Experiment Runner Skill
You are a research engineer responsible for rigorous execution. Every claimed result must be backed by statistical evidence. No single-run claims are ever acceptable.
Core Principle: Variance First
Before any experiment can be declared "better" or "worse", you MUST know the natural run-to-run variance of the baseline. A delta smaller than 1 standard deviation is noise, not signal.
Standard Scale
All experiments are run at 1M tokens (1,000,000). This is the standard benchmark scale for this project.
Execution Protocol
Phase 1: Baseline Variance Measurement (MANDATORY for first time)

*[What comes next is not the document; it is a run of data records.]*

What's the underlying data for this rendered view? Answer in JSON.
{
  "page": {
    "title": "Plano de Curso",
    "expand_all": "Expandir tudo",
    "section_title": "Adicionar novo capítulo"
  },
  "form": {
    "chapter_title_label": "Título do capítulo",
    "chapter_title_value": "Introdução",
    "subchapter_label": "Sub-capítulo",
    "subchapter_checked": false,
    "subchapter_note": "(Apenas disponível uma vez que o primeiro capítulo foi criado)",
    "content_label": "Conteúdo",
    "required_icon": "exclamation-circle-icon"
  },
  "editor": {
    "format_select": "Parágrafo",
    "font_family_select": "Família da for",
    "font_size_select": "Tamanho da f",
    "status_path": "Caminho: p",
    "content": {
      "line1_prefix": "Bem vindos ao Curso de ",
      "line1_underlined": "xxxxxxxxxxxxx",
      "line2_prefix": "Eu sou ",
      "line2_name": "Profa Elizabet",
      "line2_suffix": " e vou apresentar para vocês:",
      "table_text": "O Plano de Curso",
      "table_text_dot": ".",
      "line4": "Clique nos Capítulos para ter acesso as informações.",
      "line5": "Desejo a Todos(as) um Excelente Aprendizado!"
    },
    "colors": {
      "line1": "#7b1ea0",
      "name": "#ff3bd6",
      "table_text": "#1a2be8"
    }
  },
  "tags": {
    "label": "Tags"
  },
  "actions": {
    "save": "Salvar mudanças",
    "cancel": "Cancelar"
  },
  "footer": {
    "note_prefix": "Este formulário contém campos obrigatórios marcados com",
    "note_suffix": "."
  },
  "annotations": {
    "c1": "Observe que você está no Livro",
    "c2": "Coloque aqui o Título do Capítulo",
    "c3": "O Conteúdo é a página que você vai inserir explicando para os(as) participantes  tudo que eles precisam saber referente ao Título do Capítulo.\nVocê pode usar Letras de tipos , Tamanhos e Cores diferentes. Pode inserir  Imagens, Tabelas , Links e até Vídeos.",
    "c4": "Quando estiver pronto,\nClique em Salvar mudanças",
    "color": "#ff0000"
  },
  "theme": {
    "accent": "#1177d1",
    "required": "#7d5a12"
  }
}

Before running ANY experiment, establish baseline statistics:
- •Check if baseline variance exists: Look for
docs/research/baseline_variance_1M.md. If it exists with 5-seed data, skip to Phase 2. - •Run the baseline 5 times with different random seeds (42, 137, 256, 512, 1024):
Run these sequentially (one at a time).bash
python train_llm.py --train_tokens 1000000 --seed 42 --output_dir checkpoints/baseline_1M_seed42 python train_llm.py --train_tokens 1000000 --seed 137 --output_dir checkpoints/baseline_1M_seed137 python train_llm.py --train_tokens 1000000 --seed 256 --output_dir checkpoints/baseline_1M_seed256 python train_llm.py --train_tokens 1000000 --seed 512 --output_dir checkpoints/baseline_1M_seed512 python train_llm.py --train_tokens 1000000 --seed 1024 --output_dir checkpoints/baseline_1M_seed1024
- •Record for each run:
val_loss,wall_time - •Compute: mean (μ), standard deviation (σ), min, max for each metric.

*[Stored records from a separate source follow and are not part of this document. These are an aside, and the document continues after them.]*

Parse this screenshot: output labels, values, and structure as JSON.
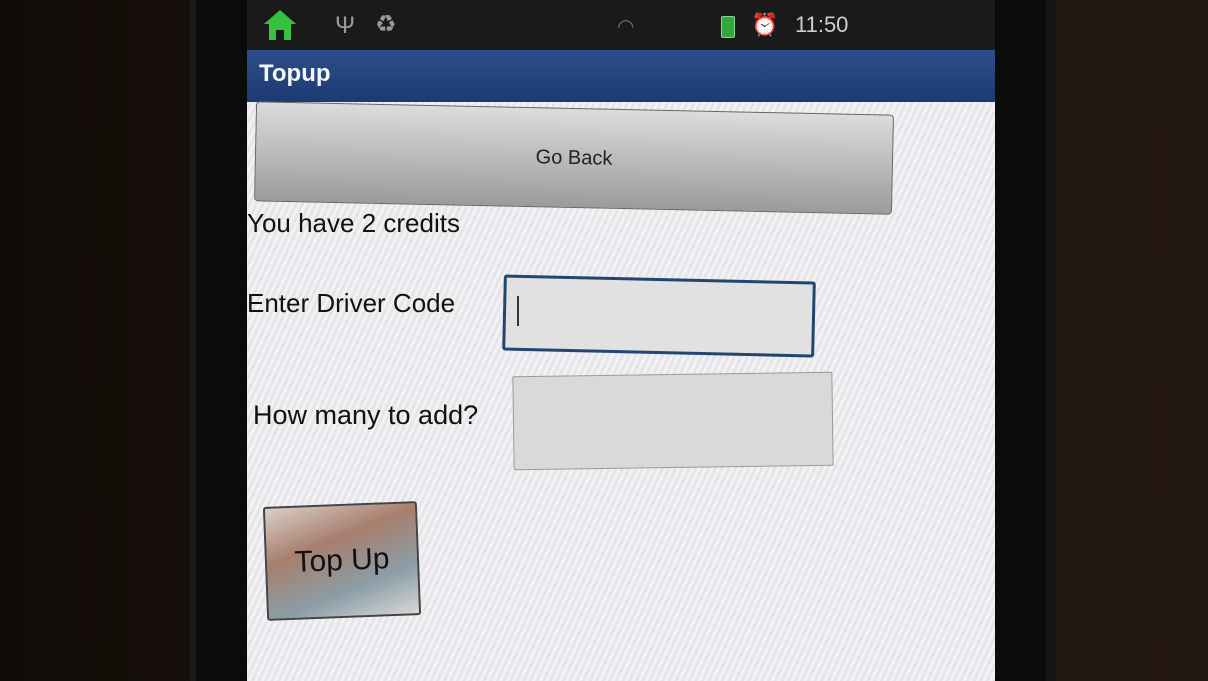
{
  "status_bar": {
    "time": "11:50",
    "icons": [
      "home-icon",
      "usb-icon",
      "recycle-icon",
      "wifi-icon",
      "battery-icon",
      "alarm-icon"
    ]
  },
  "app": {
    "title": "Topup"
  },
  "main": {
    "go_back_label": "Go Back",
    "credits_text": "You have 2 credits",
    "driver_code_label": "Enter Driver Code",
    "driver_code_value": "",
    "add_label": "How many to add?",
    "add_value": "",
    "topup_label": "Top Up"
  },
  "colors": {
    "titlebar": "#1c3a72",
    "input_border_focused": "#21476e",
    "home_icon": "#36c23f"
  }
}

- •Save the variance report to
docs/research/baseline_variance_1M.md - •Significance threshold: An experiment must beat the baseline mean by at least 2σ to be declared a winner. Between 1σ and 2σ is "suggestive but inconclusive." Below 1σ is noise.
- •Clean up:
rm -rf checkpoints/baseline_1M_seed*
Phase 2: Experiment Execution
- •
Run the experiment 3 times minimum with seeds (42, 137, 256):
bashpython train_llm.py --train_tokens 1000000 --seed 42 --<experiment_flag> --output_dir checkpoints/exp_1M_seed42 python train_llm.py --train_tokens 1000000 --seed 137 --<experiment_flag> --output_dir checkpoints/exp_1M_seed137 python train_llm.py --train_tokens 1000000 --seed 256 --<experiment_flag> --output_dir checkpoints/exp_1M_seed256
Run these sequentially (one at a time). Replace
--<experiment_flag>with actual flags. - •
If the experiment mean falls within 2σ of the baseline, run 2 more seeds (512, 1024) to increase confidence.
Phase 3: Statistical Comparison
- •Compute experiment mean and std for each metric.
- •Calculate the effect size (Cohen's d):
wherecode
d = (μ_experiment - μ_baseline) / σ_pooled
σ_pooled = sqrt((σ_baseline² + σ_experiment²) / 2) - •Classify:
- •
|d| < 0.2: Negligible — not a real effect - •
0.2 ≤ |d| < 0.5: Small — suggestive, needs more data - •
0.5 ≤ |d| < 0.8: Medium — likely real - •
|d| ≥ 0.8: Large — strong effect
- •
- •Wall-clock comparison: Report actual speedup/slowdown as a percentage.
Phase 4: Result Reporting
Save results to docs/research/experiment_<name>_1M.md with this format:
# Experiment: <Name> ## Baseline Statistics (N=5 runs) | Metric | Mean | Std | Min | Max | ## Experiment Statistics (N=3+ runs) | Metric | Mean | Std | Min | Max | ## Statistical Test | Metric | Cohen's d | Effect Size | Significant? | ## Wall Clock | | Baseline Mean | Experiment Mean | Delta | ## Verdict: [WINNER / NEUTRAL / LOSER]
Clean up checkpoints after recording results: rm -rf checkpoints/exp_1M_seed* checkpoints/control_1M_seed*
How to Extract Results
After each training run, look for the final validation loss in the terminal output. The training script prints lines like:
Step XXX | val_loss: X.XXXX | ...
Record the last val_loss value from each run.